Ini bukan sekadar budaya, tetapi juga pelajaran bertahan hidup, sesuatu yang coba diciptakan kembali oleh para koki masa kini melalui sudut pandang modern.
Chef Sittikorn bukan satu-satunya. Nama-nama besar dalam kuliner Thailand, seperti Chalee Kader, Weerawat Triyasenawat, dan Phanuphon Bulsuwan, menambahkan serangga ke dalam menu restoran seperti Soma, Wana Yook, Blackitch, dan Samuay & Sons. Beberapa di antaranya membuat kecap dari jangkrik, miso dari cacing, mi dari belalang, dan bahkan cokelat berlapis belalang.
Koki sekaligus pemilik restoran Akkee memanggang beberapa jenis serangga. Ia hanya menambahkan garam untuk menonjolkan cita rasanya. (Sumber: Nikkei Asia) |
Tujuan bersama mereka bukan hanya untuk memberi kesan, tetapi juga untuk memposisikan ulang masakan Thailand.
Ini adalah bagian dari tren menuju keberlanjutan dan pencarian makanan super masa depan, kata pakar Hanuman Aspler, pendiri ThaiFoodmaster dan peneliti masakan Thailand sebelum Perang Dunia II.
Menurut sebuah studi yang diterbitkan pada tahun 2023 oleh jurnal ilmiah MDPI, serangga mengandung rata-rata 35% hingga 60% protein dalam keadaan kering. Jejak karbon mereka juga lebih rendah daripada jejak karbon ternak, menurut Forum Ekonomi Dunia (WEF).
Perjalanan untuk menaklukkan selera
Para koki hanya menggunakan metode memasak tradisional untuk menciptakan hidangan dengan cita rasa yang khas. (Sumber: Nikkei Asia) |
Meyakinkan pengunjung untuk makan serangga bukanlah hal yang mudah. "Anda tidak bisa membuat orang dewasa makan tonggeret jika mereka belum pernah mencobanya," ujar Chef Chalee terus terang. Namun, alih-alih memaksa mereka, ia mengambil pendekatan yang lebih lembut: Menggunakan serangga sebagai bumbu, saus, bubuk, atau mengolahnya agar terasa familiar. Sama seperti mengajak anak-anak makan sayuran, cukup "samarkan" serangga dengan cerdik, dan indra perasa mereka akan perlahan terbiasa.
Berbagai bisnis juga turut serta menyebarkan tren ini. Dari Udon Thani, JR Unique Foods mengekspor bubuk jangkrik ke mancanegara; sementara Thailand Unique bereksperimen dengan mi jangkrik dan cokelat belalang. Fakta bahwa serangga kini tak lagi hanya muncul di kios-kios pinggir jalan di Khao San Road, tetapi juga disajikan di tempat-tempat mewah, merupakan pergeseran strategis dalam kuliner Thailand.

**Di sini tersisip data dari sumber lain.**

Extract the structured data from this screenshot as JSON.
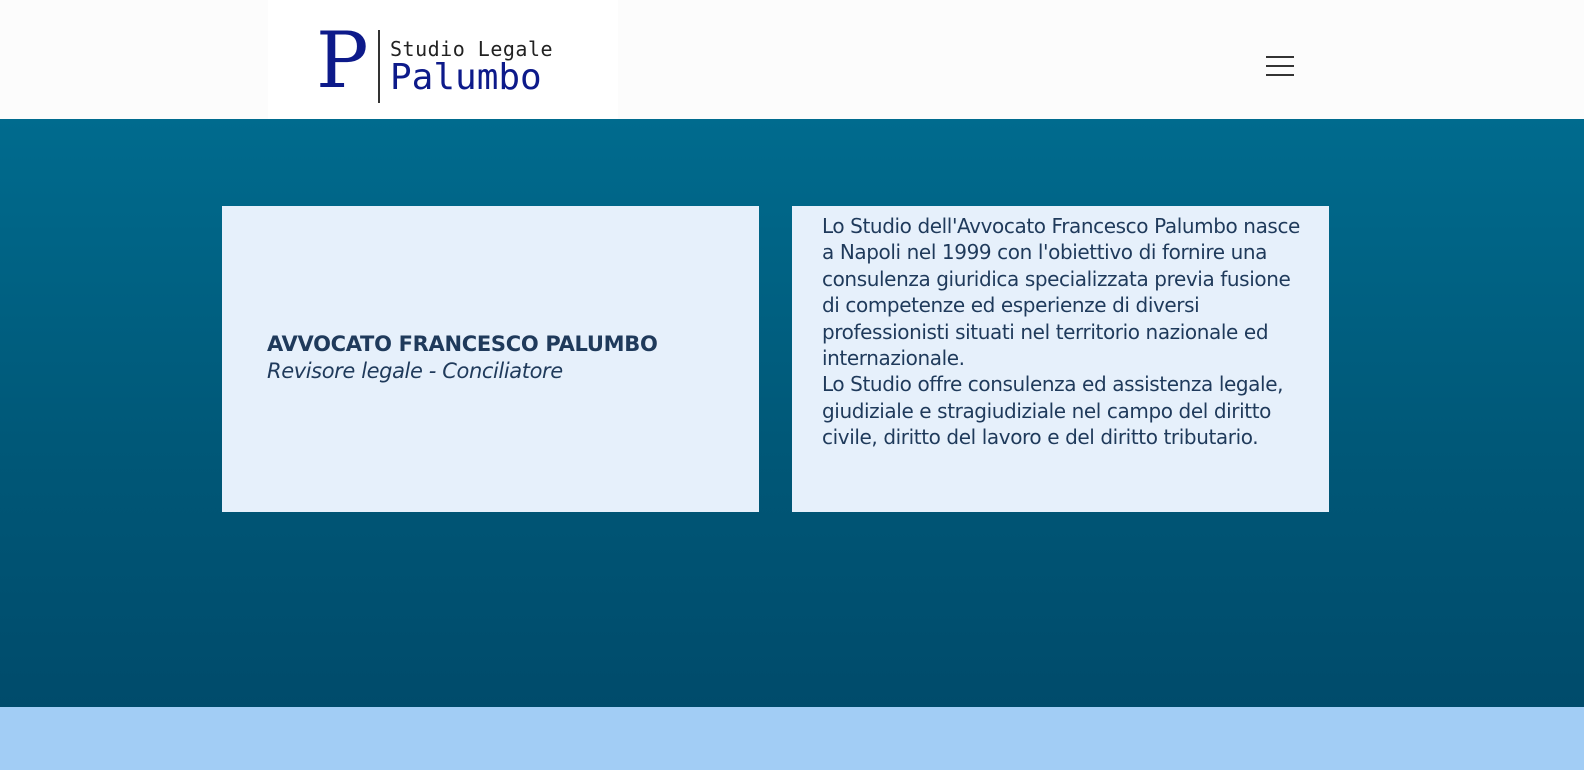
{
  "header": {
    "logo": {
      "mark": "P",
      "line1": "Studio Legale",
      "line2": "Palumbo"
    },
    "menu_icon": "hamburger-menu-icon"
  },
  "hero": {
    "profile_card": {
      "name": "AVVOCATO FRANCESCO PALUMBO",
      "role": "Revisore legale - Conciliatore"
    },
    "intro_card": {
      "paragraph1": "Lo Studio dell'Avvocato Francesco Palumbo nasce a Napoli nel 1999 con l'obiettivo di fornire una consulenza giuridica specializzata previa fusione di competenze ed esperienze di diversi professionisti situati nel territorio nazionale ed internazionale.",
      "paragraph2": "Lo Studio offre consulenza ed assistenza legale, giudiziale e stragiudiziale nel campo del diritto civile, diritto del lavoro e del diritto tributario."
    }
  },
  "colors": {
    "hero_top": "#006b8e",
    "hero_bottom": "#004b6b",
    "card_background": "#e6f0fb",
    "text_dark_blue": "#1f3a5b",
    "logo_blue": "#0d1a8a",
    "footer_band": "#a2cdf5"
  }
}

Namun, perlu waktu dan perubahan pola pikir agar serangga benar-benar menjadi bahan utama. "Bersikaplah sedikit lebih terbuka," saran Chef Sittikorn. "Tidak seseram yang Anda bayangkan."
Hidangan yang terbuat dari daging jangkrik yang dihancurkan di restoran Akkee. (Sumber: Nikkei Asia) |
Masakan Thailand memasuki fase baru, di mana tradisi dihidupkan kembali melalui ide-ide inovatif. Serangga, yang dulu dianggap aneh, kini menjadi simbol inovasi, keberlanjutan, dan identitas.
Tidak semua orang siap menyantap cacing goreng, tetapi seperti tren baru lainnya, kuncinya adalah berani mencoba. Dan siapa tahu, hidangan yang Anda ragukan hari ini bisa menjadi "hidangan khas nasional" di masa mendatang.